Suzie Matthews, Senior Clinical Lead for EMAS in Nottinghamshire said: “As an ambulance service, we do much more than simply transport patients to hospital.
“Often we attend patients who are in physical and/or mental distress when coming to the end of their life and they need urgent assistance rather than a trip to hospital.
“Our highly-skilled frontline clinicians are experienced in performing concise and thorough medical assessments and interventions for their patients at the scene.
“Even when our ambulance clinicians know that the right thing for a patient is to stay in the comfort of their own home, this can sometimes be a difficult decision.
“Thanks to the partnership between ourselves and Nottinghamshire Hospice, our ambulance crews can have these complex discussions with the Night Support Team and ensure the right care is put in place for the patient and their family.
“Since we started trialling the scheme in February, it has already helped a fair amount of our patients who are at the end of their life to die with dignity at home, rather than experience the upset and added stress of an unnecessary hospital admission.”
Helen Marshall, an Ambulance Technician at EMAS, explained the impact the service had on her and her patient when she contacted the Night Support Team recently.
She said: “After assessing my patient at the scene I realised that while they didn’t need to go to hospital, they required additional ongoing care to meet their end of life requirements.
“Being able to refer my patient to the hospice meant they got the most appropriate support to meet their needs, ensuring that the end of their life is as dignified as possible.
“I was informed by the hospice that the family will also be supported with access to a 24-hour helpline which definitely helps us feel reassured that the patient and their family don’t feel they are left to deal with anything on their own during this difficult time.”
The night support teams provide care and emotional support to patients and their carers throughout the night.
Rachel McCarty, Director of Care at Nottinghamshire Hospice, said: “A crisis that happens out of hours is much harder to manage than in the daytime and when someone is approaching the end of their life it can be disruptive and traumatic for them and their family members if they get rushed into hospital. It also increases pressure on the hospital trust.
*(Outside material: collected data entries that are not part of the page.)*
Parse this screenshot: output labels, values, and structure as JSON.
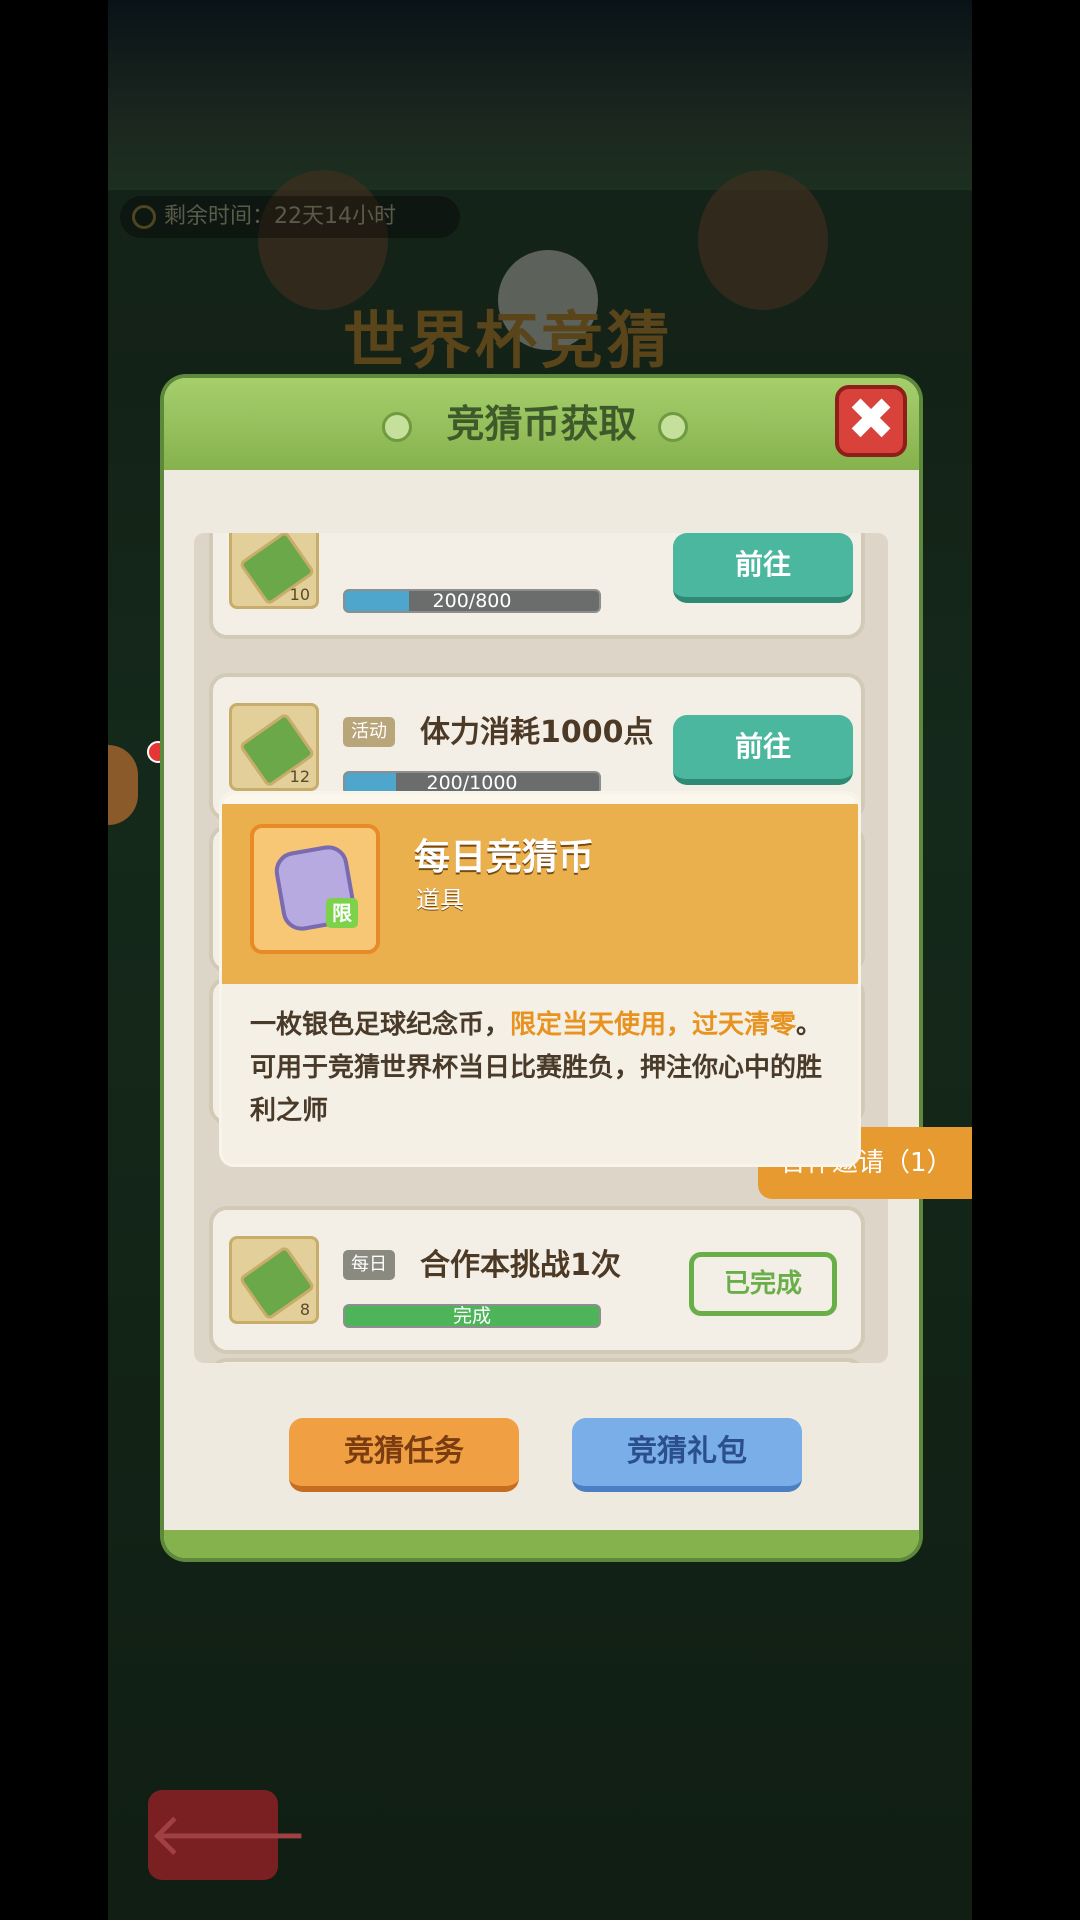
{
  "background": {
    "timer_label": "剩余时间：",
    "timer_value": "22天14小时",
    "event_title": "世界杯竞猜"
  },
  "dialog": {
    "title": "竞猜币获取",
    "close_label": "✖",
    "tasks": [
      {
        "icon_count": "10",
        "progress_text": "200/800",
        "progress": 0.25,
        "action": "前往",
        "status": "go"
      },
      {
        "tag": "活动",
        "name": "体力消耗1000点",
        "icon_count": "12",
        "progress_text": "200/1000",
        "progress": 0.2,
        "action": "前往",
        "status": "go"
      },
      {
        "tag": "每日",
        "name": "合作本挑战1次",
        "icon_count": "8",
        "progress_text": "完成",
        "progress": 1.0,
        "action": "已完成",
        "status": "done"
      }
    ],
    "buttons": {
      "task": "竞猜任务",
      "gift": "竞猜礼包"
    }
  },
  "invite_tab": "合作邀请（1）",
  "tooltip": {
    "name": "每日竞猜币",
    "type": "道具",
    "limit_badge": "限",
    "desc_part1": "一枚银色足球纪念币，",
    "desc_highlight": "限定当天使用，过天清零",
    "desc_part2": "。可用于竞猜世界杯当日比赛胜负，押注你心中的胜利之师"
  },
  "back_button": "🡐",
  "colors": {
    "accent_green": "#86b24e",
    "go_button": "#4bb79f",
    "highlight_orange": "#e8931f",
    "tooltip_header": "#eab04e"
  }
}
“This new scheme allows the patient to stay in their home environment where we will support them. It means ambulance crews can feel comfortable leaving patients in their own homes, knowing they have the hospice on hand, and families get the help they need to care for their loved ones at home.”
As well as visits from the night support team the hospice can also advise families over the phone and refer patients to its other services.